Psychiatry, Beth Israel Deaconess Medical Center, Boston, MA, USA.
Department of Psychiatry, Harvard Medical School, Boston, MA, USA.
Bipolar Disord. 2021 Mar;23(2):130-140. doi: 10.1111/bdi.12966. Epub 2020 Jul 25.
Neurovascular abnormalities are relevant to the pathophysiology of bipolar disorder (BD), which can be assessed using cerebral blood flow (CBF) imaging. CBF alterations have been identified in BD, but studies to date have been small and inconclusive. We aimed to determine cortical gray matter CBF (GM-CBF) differences between BD and healthy controls (HC) and to identify relationships between CBF and clinical or cognitive measures.
Cortical GM-CBF maps were generated using Pseudo-Continuous Arterial Spin Labeling (pCASL) for 109 participants (BD, n = 61; HC, n = 48). We used SnPM13 to perform non-parametric voxel-wise two-sample t-tests comparing CBF between groups. We performed multiple linear regression to relate GM-CBF with clinical and cognitive measures. Analysis was adjusted for multiple comparisons with 10,000 permutations. Significance was set at a voxel level threshold of P < .001 followed by AlphaSim cluster-wise correction of P < .05.
Compared to HCs, BD patients had greater GM-CBF in the left lateral occipital cortex, superior division and lower CBF in the right lateral occipital, angular and middle temporal gyrus. Greater GM-CBF in the left lateral occipital cortex correlated with worse working memory, verbal memory, attention and speed of processing. We found using voxel-wise regression that decreased gray matter CBF in the bilateral thalamus and cerebellum, and increased right fronto-limbic CBF were associated with worse working memory. No clusters were associated with clinical variables after FDR correction.

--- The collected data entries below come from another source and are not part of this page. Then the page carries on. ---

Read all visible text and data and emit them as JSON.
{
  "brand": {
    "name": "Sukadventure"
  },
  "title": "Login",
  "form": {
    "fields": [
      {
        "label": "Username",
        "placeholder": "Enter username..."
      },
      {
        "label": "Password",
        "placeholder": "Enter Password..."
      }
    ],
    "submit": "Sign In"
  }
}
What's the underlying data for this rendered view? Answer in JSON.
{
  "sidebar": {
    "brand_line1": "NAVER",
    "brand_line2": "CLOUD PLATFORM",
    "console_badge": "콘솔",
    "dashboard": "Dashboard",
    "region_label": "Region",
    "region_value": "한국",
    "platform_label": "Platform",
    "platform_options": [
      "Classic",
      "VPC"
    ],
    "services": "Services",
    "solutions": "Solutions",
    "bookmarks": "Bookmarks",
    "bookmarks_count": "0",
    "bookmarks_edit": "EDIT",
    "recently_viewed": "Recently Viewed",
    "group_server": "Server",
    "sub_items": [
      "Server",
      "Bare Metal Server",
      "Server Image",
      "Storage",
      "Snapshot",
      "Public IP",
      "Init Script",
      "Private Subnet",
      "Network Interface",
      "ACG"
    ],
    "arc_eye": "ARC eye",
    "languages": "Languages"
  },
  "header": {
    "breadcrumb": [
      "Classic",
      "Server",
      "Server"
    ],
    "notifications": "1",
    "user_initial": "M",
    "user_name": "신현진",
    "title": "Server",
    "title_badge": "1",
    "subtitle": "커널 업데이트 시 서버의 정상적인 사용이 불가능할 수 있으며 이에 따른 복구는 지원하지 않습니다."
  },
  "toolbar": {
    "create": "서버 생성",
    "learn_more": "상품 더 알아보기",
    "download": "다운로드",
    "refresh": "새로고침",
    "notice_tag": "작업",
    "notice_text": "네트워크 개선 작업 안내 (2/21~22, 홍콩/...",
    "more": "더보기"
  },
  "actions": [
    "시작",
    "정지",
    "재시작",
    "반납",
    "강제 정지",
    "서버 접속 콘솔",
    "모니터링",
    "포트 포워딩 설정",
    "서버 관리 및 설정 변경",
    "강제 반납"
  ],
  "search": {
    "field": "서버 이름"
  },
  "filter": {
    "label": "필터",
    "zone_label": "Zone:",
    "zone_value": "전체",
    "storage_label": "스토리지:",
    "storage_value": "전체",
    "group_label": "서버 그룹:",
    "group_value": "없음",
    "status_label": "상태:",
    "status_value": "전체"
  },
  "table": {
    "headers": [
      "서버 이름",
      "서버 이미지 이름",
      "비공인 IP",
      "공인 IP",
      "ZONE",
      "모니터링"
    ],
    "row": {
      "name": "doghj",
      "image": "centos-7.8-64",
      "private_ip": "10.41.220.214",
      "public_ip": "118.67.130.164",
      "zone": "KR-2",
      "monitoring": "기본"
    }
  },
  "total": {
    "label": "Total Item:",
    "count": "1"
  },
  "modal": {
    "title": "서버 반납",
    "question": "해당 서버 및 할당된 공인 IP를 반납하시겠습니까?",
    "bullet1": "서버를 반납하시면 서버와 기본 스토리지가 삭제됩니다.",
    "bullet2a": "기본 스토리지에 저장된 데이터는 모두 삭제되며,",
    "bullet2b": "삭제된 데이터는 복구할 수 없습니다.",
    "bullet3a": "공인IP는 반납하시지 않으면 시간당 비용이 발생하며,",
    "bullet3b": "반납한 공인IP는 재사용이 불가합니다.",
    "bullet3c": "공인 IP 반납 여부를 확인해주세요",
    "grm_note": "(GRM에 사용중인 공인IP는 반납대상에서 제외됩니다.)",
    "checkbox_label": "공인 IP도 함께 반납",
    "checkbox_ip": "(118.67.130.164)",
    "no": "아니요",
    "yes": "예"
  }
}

Cortical GM-CBF alterations are seen in BD and may be related to cognitive function, which suggest neurovascular unit dysfunction as a possible pathophysiologic mechanism.
神经血管异常与双相障碍(BD)的病理生理学相关,可以通过脑血流(CBF)成像进行评估。BD 存在 CBF 改变,但迄今为止的研究规模较小且结果不一致。我们旨在确定 BD 患者和健康对照者(HC)之间皮质灰质 CBF(GM-CBF)的差异,并确定 CBF 与临床或认知测量之间的关系。
使用伪连续动脉自旋标记(pCASL)为 109 名参与者(BD,n=61;HC,n=48)生成皮质 GM-CBF 图。我们使用 SnPM13 进行非参数体素-wise 两样本 t 检验,比较组间 CBF。我们进行多元线性回归,将 GM-CBF 与临床和认知测量相关联。分析通过 10000 次随机置换进行了多重比较调整。设定体素水平阈值 P <.001,然后通过 AlphaSim 簇级校正 P <.05。
与 HC 相比,BD 患者左侧外侧枕叶皮质、上部分和右侧外侧枕叶、角回和颞中回的 GM-CBF 增加。左侧外侧枕叶皮质 GM-CBF 增加与工作记忆、言语记忆、注意力和处理速度较差相关。我们发现,使用体素-wise 回归,双侧丘脑和小脑灰质 CBF 减少,右侧额-边缘 CBF 增加与工作记忆较差有关。FDR 校正后,没有发现与临床变量相关的簇。
BD 患者存在皮质 GM-CBF 改变,可能与认知功能有关,这表明神经血管单元功能障碍可能是一种病理生理机制。